The second case concerned the acquisition by Spanish infrastructure group, Ferrovial, of the UK airport operator BAA Plc. As is the case with most large acquisitions Ferrovial set up a new vehicle, NEWCO, to make the acquisition, and NEWCO incurred numerous fees from advisors on which it incurred VAT. Once the acquisition was completed, NEWCO joined the BAA VAT group, though there was a two month gap between the completion of the acquisition and NEWCO becoming a member of the VAT Group.
HM Revenue & Customs argued that the VAT incurred on advisers fees (by NEWCO), was a direct cost of the finance it raised and did not relate to any taxable supplies made by the BAA VAT group.
The Tribunal, however, accepted the argument that NEWCO, as the holding company for BAA, always intended to provide management, strategic advice, corporate governance and financing services to BAA. It was, therefore, carrying on an economic activity from its inception, despite the fact it did not make any charges to its subsidiaries before becoming a member of the VAT group.
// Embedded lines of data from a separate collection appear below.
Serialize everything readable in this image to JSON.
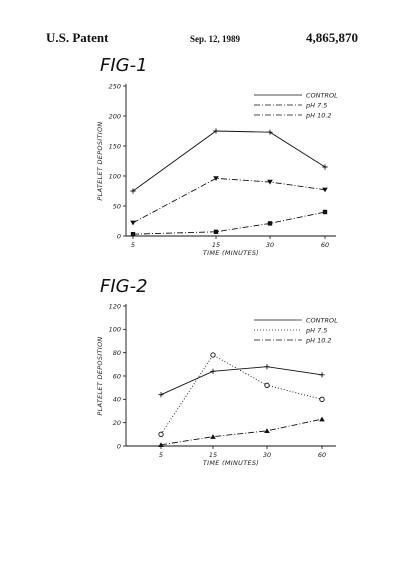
{
  "header": {
    "left": "U.S. Patent",
    "middle": "Sep. 12, 1989",
    "right": "4,865,870"
  },
  "chart_data": [
    {
      "type": "line",
      "title": "FIG-1",
      "xlabel": "TIME (MINUTES)",
      "ylabel": "PLATELET DEPOSITION",
      "categories": [
        "5",
        "15",
        "30",
        "60"
      ],
      "yticks": [
        0,
        50,
        100,
        150,
        200,
        250
      ],
      "ylim": [
        0,
        250
      ],
      "legend_position": "top-right",
      "series": [
        {
          "name": "CONTROL",
          "values": [
            75,
            175,
            173,
            115
          ],
          "marker": "plus",
          "dash": "solid"
        },
        {
          "name": "pH 7.5",
          "values": [
            22,
            96,
            90,
            77
          ],
          "marker": "triangle-down",
          "dash": "dashdot"
        },
        {
          "name": "pH 10.2",
          "values": [
            3,
            7,
            21,
            40
          ],
          "marker": "square",
          "dash": "dashdot"
        }
      ]
    },
    {
      "type": "line",
      "title": "FIG-2",
      "xlabel": "TIME (MINUTES)",
      "ylabel": "PLATELET DEPOSITION",
      "categories": [
        "5",
        "15",
        "30",
        "60"
      ],
      "yticks": [
        0,
        20,
        40,
        60,
        80,
        100,
        120
      ],
      "ylim": [
        0,
        120
      ],
      "legend_position": "top-right",
      "series": [
        {
          "name": "CONTROL",
          "values": [
            44,
            64,
            68,
            61
          ],
          "marker": "plus",
          "dash": "solid"
        },
        {
          "name": "pH 7.5",
          "values": [
            10,
            78,
            52,
            40
          ],
          "marker": "circle",
          "dash": "dotted"
        },
        {
          "name": "pH 10.2",
          "values": [
            1,
            8,
            13,
            23
          ],
          "marker": "triangle-up",
          "dash": "dashdot"
        }
      ]
    }
  ]
}
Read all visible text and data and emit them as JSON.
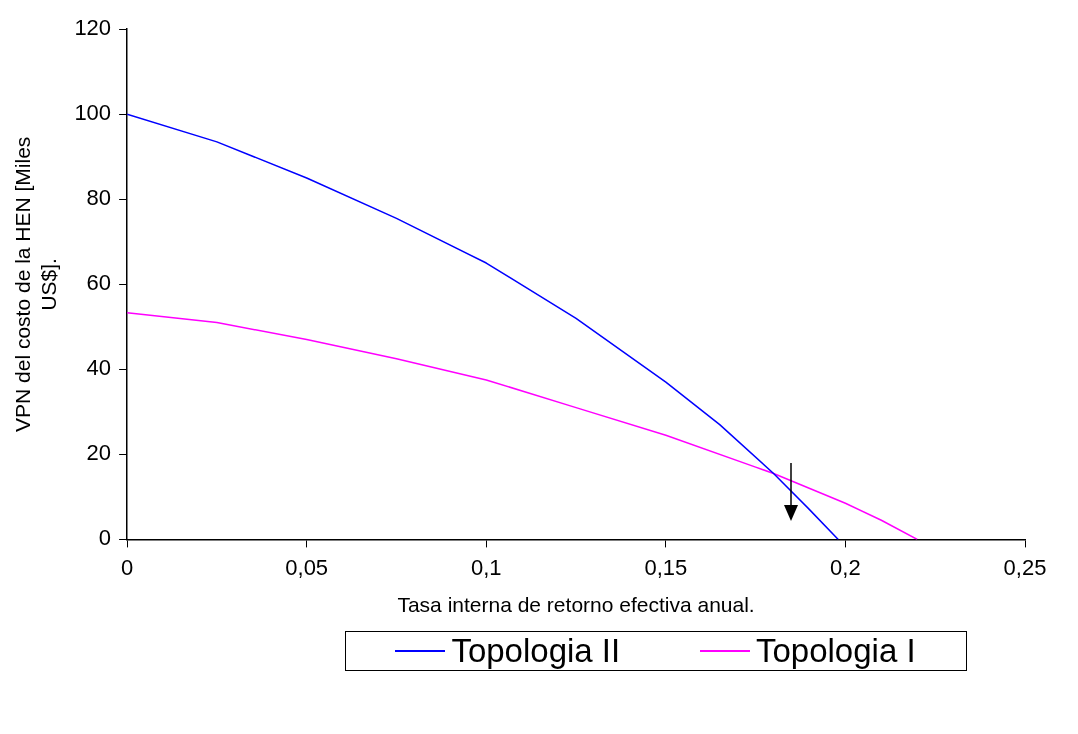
{
  "chart_data": {
    "type": "line",
    "xlabel": "Tasa interna de retorno efectiva anual.",
    "ylabel": "VPN del costo de la HEN [Miles US$].",
    "xlim": [
      0,
      0.25
    ],
    "xticks": [
      0,
      {
        "value": 0.05,
        "label": "0,05"
      },
      {
        "value": 0.1,
        "label": "0,1"
      },
      {
        "value": 0.15,
        "label": "0,15"
      },
      {
        "value": 0.2,
        "label": "0,2"
      },
      {
        "value": 0.25,
        "label": "0,25"
      }
    ],
    "ylim": [
      0,
      120
    ],
    "yticks": [
      0,
      20,
      40,
      60,
      80,
      100,
      120
    ],
    "grid": false,
    "legend": "bottom",
    "marker": "none",
    "line_style": "solid",
    "series": [
      {
        "name": "Topologia II",
        "color": "#0000ff",
        "x": [
          0,
          0.025,
          0.05,
          0.075,
          0.1,
          0.125,
          0.15,
          0.165,
          0.18,
          0.19,
          0.198
        ],
        "values": [
          100,
          93.5,
          85,
          75.5,
          65,
          52,
          37,
          27,
          15.5,
          7,
          0
        ]
      },
      {
        "name": "Topologia I",
        "color": "#ff00ff",
        "x": [
          0,
          0.025,
          0.05,
          0.075,
          0.1,
          0.125,
          0.15,
          0.175,
          0.18,
          0.2,
          0.21,
          0.22
        ],
        "values": [
          53.3,
          51,
          47,
          42.5,
          37.5,
          31,
          24.5,
          17,
          15.5,
          8.5,
          4.5,
          0
        ]
      }
    ]
  }
}
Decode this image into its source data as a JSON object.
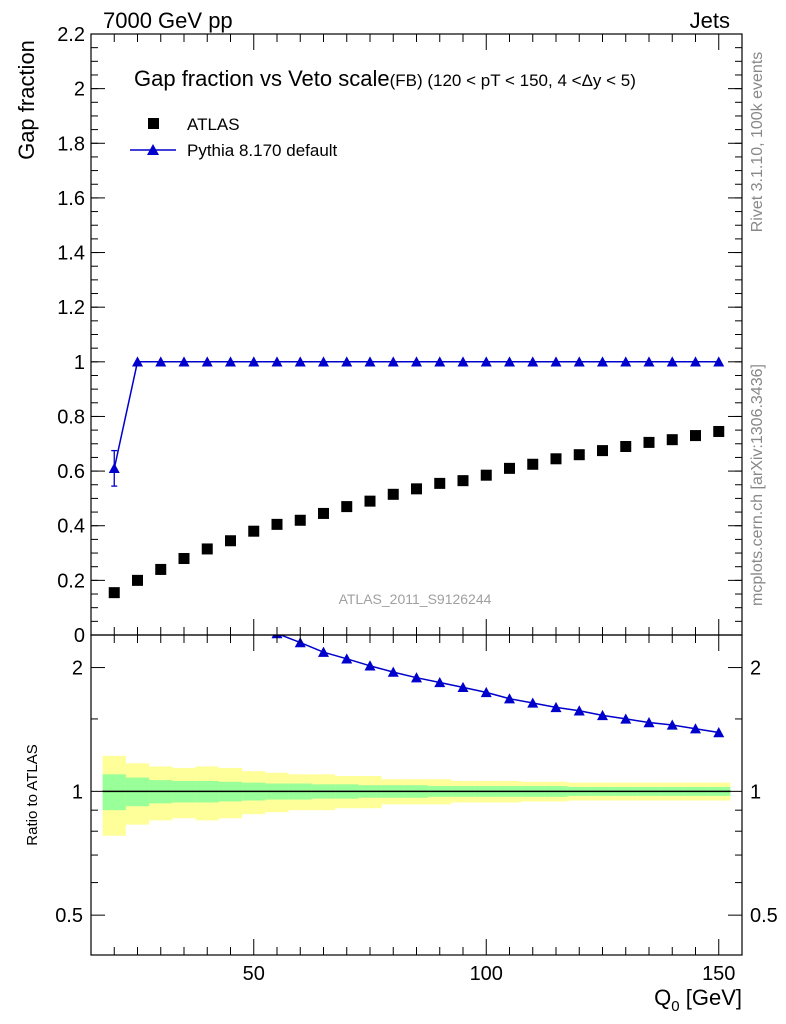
{
  "header": {
    "left": "7000 GeV pp",
    "right": "Jets"
  },
  "side_labels": {
    "top": "Rivet 3.1.10,  100k events",
    "bottom": "mcplots.cern.ch [arXiv:1306.3436]"
  },
  "colors": {
    "atlas": "#000000",
    "pythia": "#0000cc",
    "band_inner": "#99ff99",
    "band_outer": "#ffff99"
  },
  "chart_data": [
    {
      "id": "main",
      "type": "scatter",
      "title": "Gap fraction vs Veto scale",
      "subtitle": "(FB) (120 < pT < 150, 4 <Δy < 5)",
      "ylabel": "Gap fraction",
      "xlabel": "",
      "xlim": [
        15,
        155
      ],
      "ylim": [
        0,
        2.2
      ],
      "yticks": [
        0,
        0.2,
        0.4,
        0.6,
        0.8,
        1,
        1.2,
        1.4,
        1.6,
        1.8,
        2,
        2.2
      ],
      "ytick_labels": [
        "0",
        "0.2",
        "0.4",
        "0.6",
        "0.8",
        "1",
        "1.2",
        "1.4",
        "1.6",
        "1.8",
        "2",
        "2.2"
      ],
      "legend": {
        "placement": "top-left",
        "entries": [
          "ATLAS",
          "Pythia 8.170 default"
        ]
      },
      "annotation": "ATLAS_2011_S9126244",
      "x": [
        20,
        25,
        30,
        35,
        40,
        45,
        50,
        55,
        60,
        65,
        70,
        75,
        80,
        85,
        90,
        95,
        100,
        105,
        110,
        115,
        120,
        125,
        130,
        135,
        140,
        145,
        150
      ],
      "series": [
        {
          "name": "ATLAS",
          "marker": "square",
          "values": [
            0.155,
            0.2,
            0.24,
            0.28,
            0.315,
            0.345,
            0.38,
            0.405,
            0.42,
            0.445,
            0.47,
            0.49,
            0.515,
            0.535,
            0.555,
            0.565,
            0.585,
            0.61,
            0.625,
            0.645,
            0.66,
            0.675,
            0.69,
            0.705,
            0.715,
            0.73,
            0.745
          ]
        },
        {
          "name": "Pythia 8.170 default",
          "marker": "triangle",
          "values": [
            0.61,
            1,
            1,
            1,
            1,
            1,
            1,
            1,
            1,
            1,
            1,
            1,
            1,
            1,
            1,
            1,
            1,
            1,
            1,
            1,
            1,
            1,
            1,
            1,
            1,
            1,
            1
          ],
          "errors": [
            0.065,
            0,
            0,
            0,
            0,
            0,
            0,
            0,
            0,
            0,
            0,
            0,
            0,
            0,
            0,
            0,
            0,
            0,
            0,
            0,
            0,
            0,
            0,
            0,
            0,
            0,
            0
          ]
        }
      ]
    },
    {
      "id": "ratio",
      "type": "line",
      "ylabel": "Ratio to ATLAS",
      "xlabel": "Q",
      "xlabel_sub": "0",
      "xlabel_unit": " [GeV]",
      "xlim": [
        15,
        155
      ],
      "ylim": [
        0.4,
        2.4
      ],
      "scale": "log",
      "yticks": [
        0.5,
        1,
        2
      ],
      "ytick_labels": [
        "0.5",
        "1",
        "2"
      ],
      "xticks": [
        50,
        100,
        150
      ],
      "xtick_labels": [
        "50",
        "100",
        "150"
      ],
      "x": [
        55,
        60,
        65,
        70,
        75,
        80,
        85,
        90,
        95,
        100,
        105,
        110,
        115,
        120,
        125,
        130,
        135,
        140,
        145,
        150
      ],
      "series": [
        {
          "name": "Pythia 8.170 default / ATLAS",
          "values": [
            2.42,
            2.3,
            2.18,
            2.1,
            2.02,
            1.95,
            1.89,
            1.84,
            1.79,
            1.74,
            1.68,
            1.64,
            1.6,
            1.57,
            1.53,
            1.5,
            1.47,
            1.45,
            1.42,
            1.39
          ]
        }
      ],
      "bands": {
        "x_edges": [
          17.5,
          22.5,
          27.5,
          32.5,
          37.5,
          42.5,
          47.5,
          52.5,
          57.5,
          62.5,
          67.5,
          72.5,
          77.5,
          82.5,
          87.5,
          92.5,
          97.5,
          102.5,
          107.5,
          112.5,
          117.5,
          122.5,
          127.5,
          132.5,
          137.5,
          142.5,
          147.5,
          152.5
        ],
        "inner": [
          0.1,
          0.08,
          0.065,
          0.06,
          0.06,
          0.055,
          0.05,
          0.045,
          0.045,
          0.04,
          0.04,
          0.035,
          0.035,
          0.035,
          0.03,
          0.03,
          0.03,
          0.03,
          0.03,
          0.03,
          0.025,
          0.025,
          0.025,
          0.025,
          0.025,
          0.025,
          0.025
        ],
        "outer": [
          0.22,
          0.17,
          0.15,
          0.14,
          0.15,
          0.14,
          0.12,
          0.11,
          0.1,
          0.1,
          0.09,
          0.09,
          0.07,
          0.07,
          0.07,
          0.06,
          0.06,
          0.06,
          0.055,
          0.055,
          0.05,
          0.05,
          0.05,
          0.05,
          0.05,
          0.05,
          0.05
        ]
      }
    }
  ]
}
The Tribunal also concluded that as NEWCO was a member of the BAA VAT group they were a single entity for VAT purposes and the taxable supplies of BAA could be imputed to NEWCO.
Way Forward
The two decisions of the Tribunal provide guidance on a number of technical issues which taxpayers need to be aware of when considering the recovery of VAT on deal costs. Consideration should now be given to the recovery of VAT incurred in the past and the structure of deals in the future, whilst continuing to monitor the further litigation there will be in respect of these cases.